We’ve heard all sort of excuses for human made pollution in Thailand over the years. Even the air pollution in Bangkok has been blamed on the lighting of joss sticks in Chinese temples. Yes, an official actually said that. Now, in trying to explain away the seeping of waste water out of the town’s canals on to Patong’s beach, an official has taken creative license to a new level.
Sittipol Muangsong, Chief of the Phuket Fisheries Office, has blamed the dirty water at Patong Beach as a “natural phenomenon”. He’s attributed the water’s discolouration at Phuket beaches to either “whale excrement or plankton bloom”. He visited the tourist beach on Tuesday (presumably to check if there were any whales ‘backing up’ and aiming their rear end at any local Patong klongs, or canals).
But local environmental group Monsoon Garbage have sent up their drone and taken photos showing exactly where the dirty water is coming from, and where it’s ending up.
When there are lots of tourists in Patong there are reports of these filthy ‘black waters’ making their way into Patong Bay from the local klongs, often ending up washing back into the beach where hundreds of people are swimming.
The report states that the phenomenon will not affect tourism. Furthermore, the dark water at Plub Pla Bay on Koh Racha Yai has already been attributed to “whale excrement or plankton bloom”. Perennial dark water at Kamala Beach has been again confirmed to originate from wastewater in the canal that streams across the beach, according to a report in The Phuket News.

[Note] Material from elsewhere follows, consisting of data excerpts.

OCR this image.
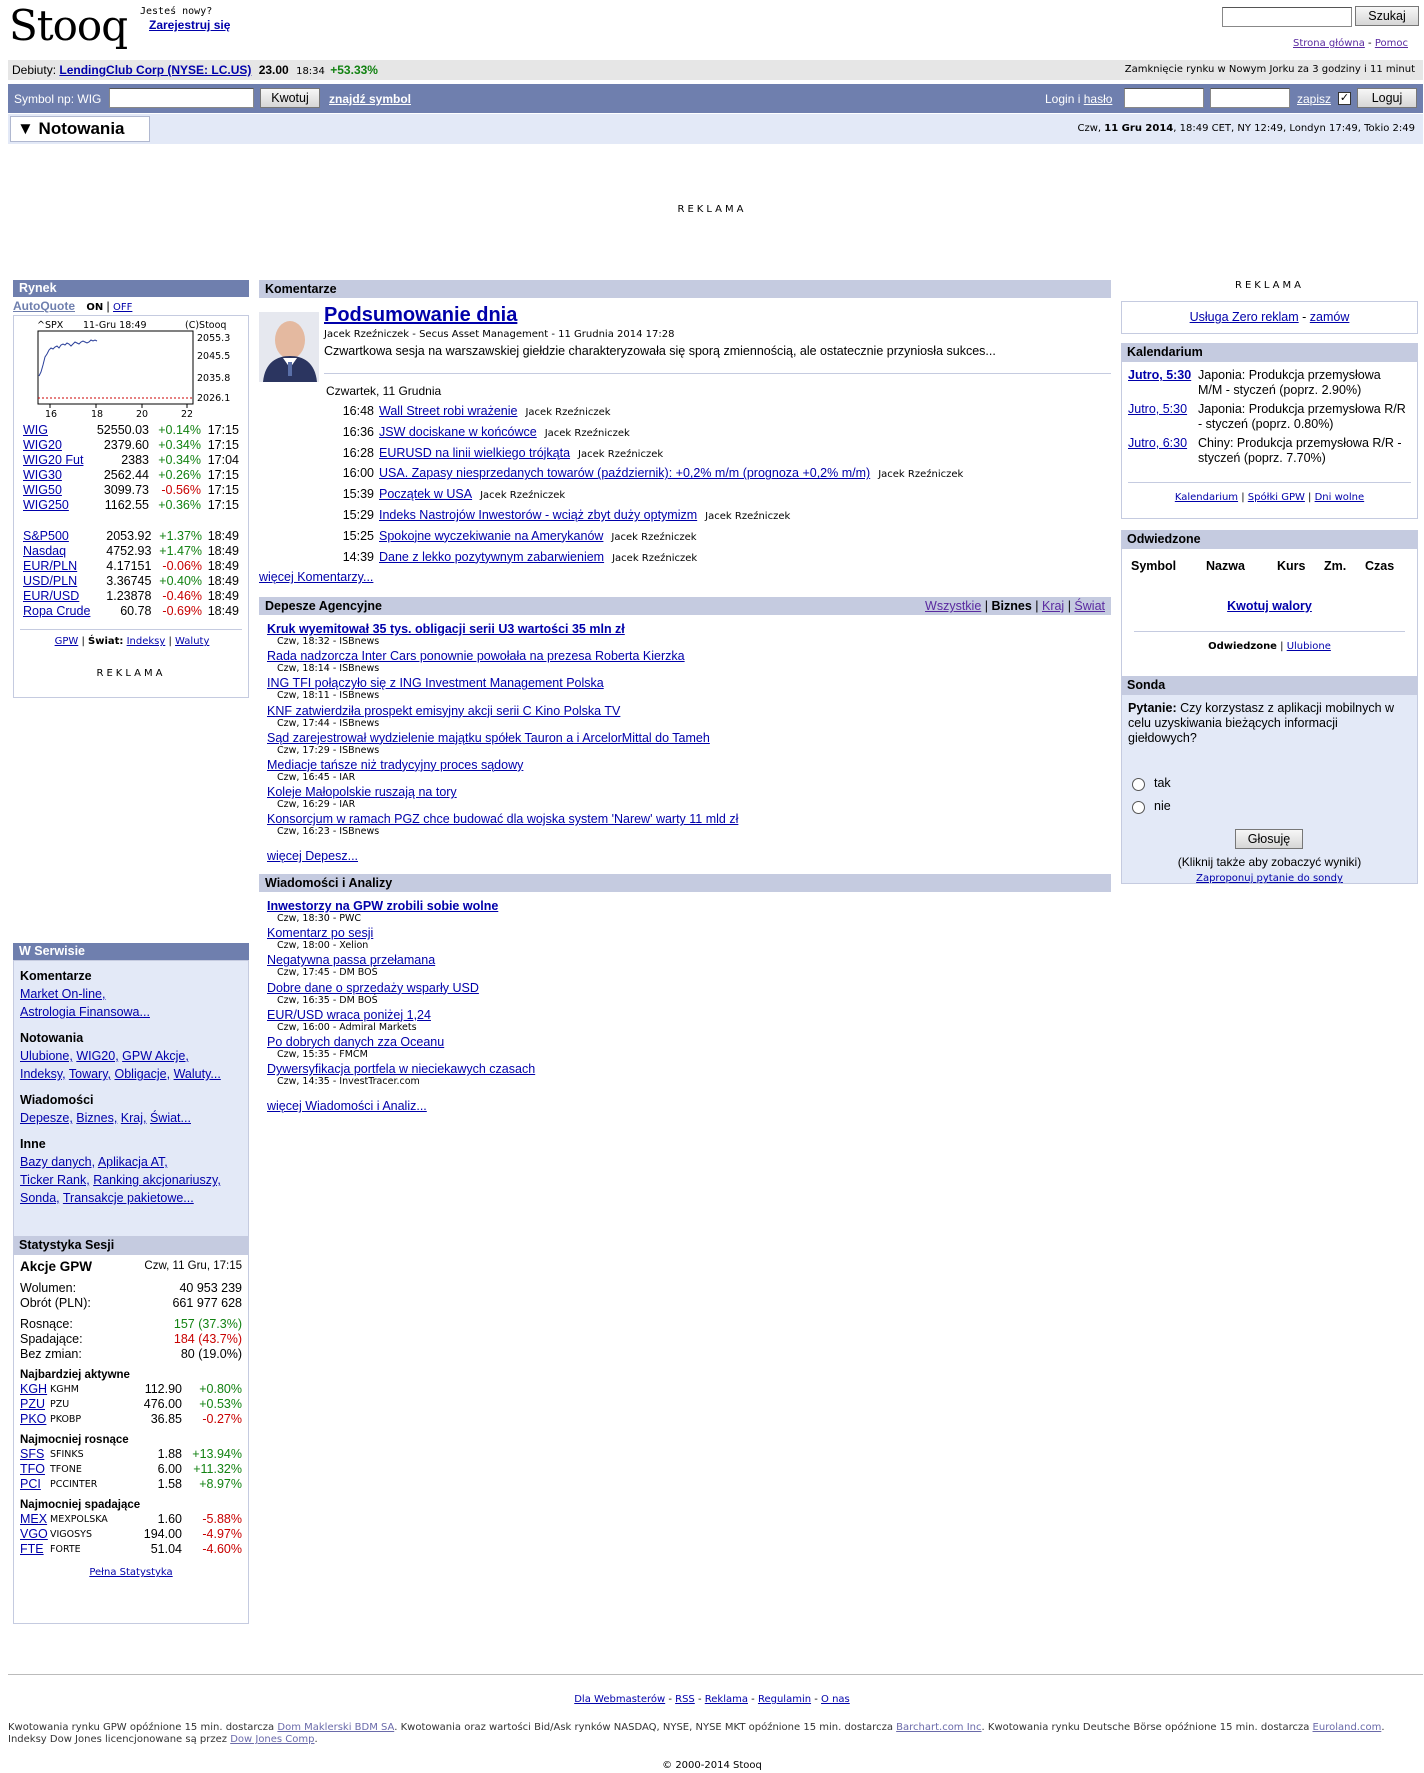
Stooq Jesteś nowy?
Zarejestruj się
Szukaj
Strona główna - Pomoc
Debiuty: LendingClub Corp (NYSE: LC.US) 23.00 18:34 +53.33%	Zamknięcie rynku w Nowym Jorku za 3 godziny i 11 minut
Symbol np: WIG	Kwotuj	znajdź symbol	Login i hasło	zapisz ✓	Loguj
▼ Notowania	Czw, 11 Gru 2014, 18:49 CET, NY 12:49, Londyn 17:49, Tokio 2:49
REKLAMA
Rynek
AutoQuote ON | OFF
^SPX 11-Gru 18:49	(C)Stooq
2055.3
2045.5
2035.8
2026.1
16	18	20	22
WIG	52550.03	+0.14%	17:15
WIG20	2379.60	+0.34%	17:15
WIG20 Fut	2383	+0.34%	17:04
WIG30	2562.44	+0.26%	17:15
WIG50	3099.73	-0.56%	17:15
WIG250	1162.55	+0.36%	17:15
S&P500	2053.92	+1.37%	18:49
Nasdaq	4752.93	+1.47%	18:49
EUR/PLN	4.17151	-0.06%	18:49
USD/PLN	3.36745	+0.40%	18:49
EUR/USD	1.23878	-0.46%	18:49
Ropa Crude	60.78	-0.69%	18:49
GPW | Świat: Indeksy | Waluty
REKLAMA
W Serwisie
Komentarze
Market On-line,
Astrologia Finansowa...
Notowania
Ulubione, WIG20, GPW Akcje,
Indeksy, Towary, Obligacje, Waluty...
Wiadomości
Depesze, Biznes, Kraj, Świat...
Inne
Bazy danych, Aplikacja AT,
Ticker Rank, Ranking akcjonariuszy,
Sonda, Transakcje pakietowe...
Statystyka Sesji
Akcje GPW	Czw, 11 Gru, 17:15
Wolumen:	40 953 239
Obrót (PLN):	661 977 628

Rosnące:	157 (37.3%)
Spadające:	184 (43.7%)
Bez zmian:	80 (19.0%)
Najbardziej aktywne
KGH	KGHM	112.90	+0.80%
PZU	PZU	476.00	+0.53%
PKO	PKOBP	36.85	-0.27%
Najmocniej rosnące
SFS	SFINKS	1.88	+13.94%
TFO	TFONE	6.00	+11.32%
PCI	PCCINTER	1.58	+8.97%
Najmocniej spadające
MEX	MEXPOLSKA	1.60	-5.88%
VGO	VIGOSYS	194.00	-4.97%
FTE	FORTE	51.04	-4.60%
Pełna Statystyka
Komentarze
Podsumowanie dnia
Jacek Rzeźniczek - Secus Asset Management - 11 Grudnia 2014 17:28
Czwartkowa sesja na warszawskiej giełdzie charakteryzowała się sporą zmiennością, ale ostatecznie przyniosła sukces...
Czwartek, 11 Grudnia
16:48 Wall Street robi wrażenie Jacek Rzeźniczek
16:36 JSW dociskane w końcówce Jacek Rzeźniczek
16:28 EURUSD na linii wielkiego trójkąta Jacek Rzeźniczek
16:00 USA. Zapasy niesprzedanych towarów (październik): +0,2% m/m (prognoza +0,2% m/m) Jacek Rzeźniczek
15:39 Początek w USA Jacek Rzeźniczek
15:29 Indeks Nastrojów Inwestorów - wciąż zbyt duży optymizm Jacek Rzeźniczek
15:25 Spokojne wyczekiwanie na Amerykanów Jacek Rzeźniczek
14:39 Dane z lekko pozytywnym zabarwieniem Jacek Rzeźniczek
więcej Komentarzy...
Depesze Agencyjne	Wszystkie | Biznes | Kraj | Świat
Kruk wyemitował 35 tys. obligacji serii U3 wartości 35 mln zł
Czw, 18:32 - ISBnews
Rada nadzorcza Inter Cars ponownie powołała na prezesa Roberta Kierzka
Czw, 18:14 - ISBnews
ING TFI połączyło się z ING Investment Management Polska
Czw, 18:11 - ISBnews
KNF zatwierdziła prospekt emisyjny akcji serii C Kino Polska TV
Czw, 17:44 - ISBnews
Sąd zarejestrował wydzielenie majątku spółek Tauron a i ArcelorMittal do Tameh
Czw, 17:29 - ISBnews
Mediacje tańsze niż tradycyjny proces sądowy
Czw, 16:45 - IAR
Koleje Małopolskie ruszają na tory
Czw, 16:29 - IAR
Konsorcjum w ramach PGZ chce budować dla wojska system 'Narew' warty 11 mld zł
Czw, 16:23 - ISBnews
więcej Depesz...
Wiadomości i Analizy
Inwestorzy na GPW zrobili sobie wolne
Czw, 18:30 - PWC
Komentarz po sesji
Czw, 18:00 - Xelion
Negatywna passa przełamana
Czw, 17:45 - DM BOŚ
Dobre dane o sprzedaży wsparły USD
Czw, 16:35 - DM BOŚ
EUR/USD wraca poniżej 1,24
Czw, 16:00 - Admiral Markets
Po dobrych danych zza Oceanu
Czw, 15:35 - FMCM
Dywersyfikacja portfela w nieciekawych czasach
Czw, 14:35 - InvestTracer.com
więcej Wiadomości i Analiz...
REKLAMA
Usługa Zero reklam - zamów
Kalendarium
Jutro, 5:30 Japonia: Produkcja przemysłowa M/M - styczeń (poprz. 2.90%)
Jutro, 5:30 Japonia: Produkcja przemysłowa R/R - styczeń (poprz. 0.80%)
Jutro, 6:30 Chiny: Produkcja przemysłowa R/R - styczeń (poprz. 7.70%)
Kalendarium | Spółki GPW | Dni wolne
Odwiedzone
Symbol Nazwa	Kurs Zm. Czas
Kwotuj walory
Odwiedzone | Ulubione
Sonda
Pytanie: Czy korzystasz z aplikacji mobilnych w celu uzyskiwania bieżących informacji giełdowych?
tak
nie
Głosuję
(Kliknij także aby zobaczyć wyniki)
Zaproponuj pytanie do sondy
Dla Webmasterów - RSS - Reklama - Regulamin - O nas
Kwotowania rynku GPW opóźnione 15 min. dostarcza Dom Maklerski BDM SA. Kwotowania oraz wartości Bid/Ask rynków NASDAQ, NYSE, NYSE MKT opóźnione 15 min. dostarcza Barchart.com Inc. Kwotowania rynku Deutsche Börse opóźnione 15 min. dostarcza Euroland.com. Indeksy Dow Jones licencjonowane są przez Dow Jones Comp.
© 2000-2014 Stooq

The aerial photos posted by Monsoon Garbage indicate that the water in the canal is already ‘black’, and where the klong empties into the bay. But Mr. Sittipol’s inspection concluded that the discolouration is a :natural phenomenon” caused by the multiplication of single-celled algae in the sea.
PHOTO: Monsoon Garbage
He told the media that the algae turns the seawater brown, red, green, or muddy black, causing the sea to appear differently than before. He went on to state that this phenomenon occurs in the summer and is caused by the combination of the rise and fall of tides, and the wind.
He also added that marine biologists from the Marine Resources Research Centre at Cape Panwa will take samples of the water to determine the exact cause of the phenomenon.
He hopes that this will reduce public concern and help them understand that this is a natural occurrence that does not affect the quality of the beaches or the tourism sector in any way.
Although seaweed washing ashore at the southern end of the Patong Beach was not mentioned in the report, Mr. Sittipol noted that locals who live in the area and boat rental operators confirm that this is a natural phenomenon that occurs every year, and most tourists know it’s natural and is only present at that end of the beach.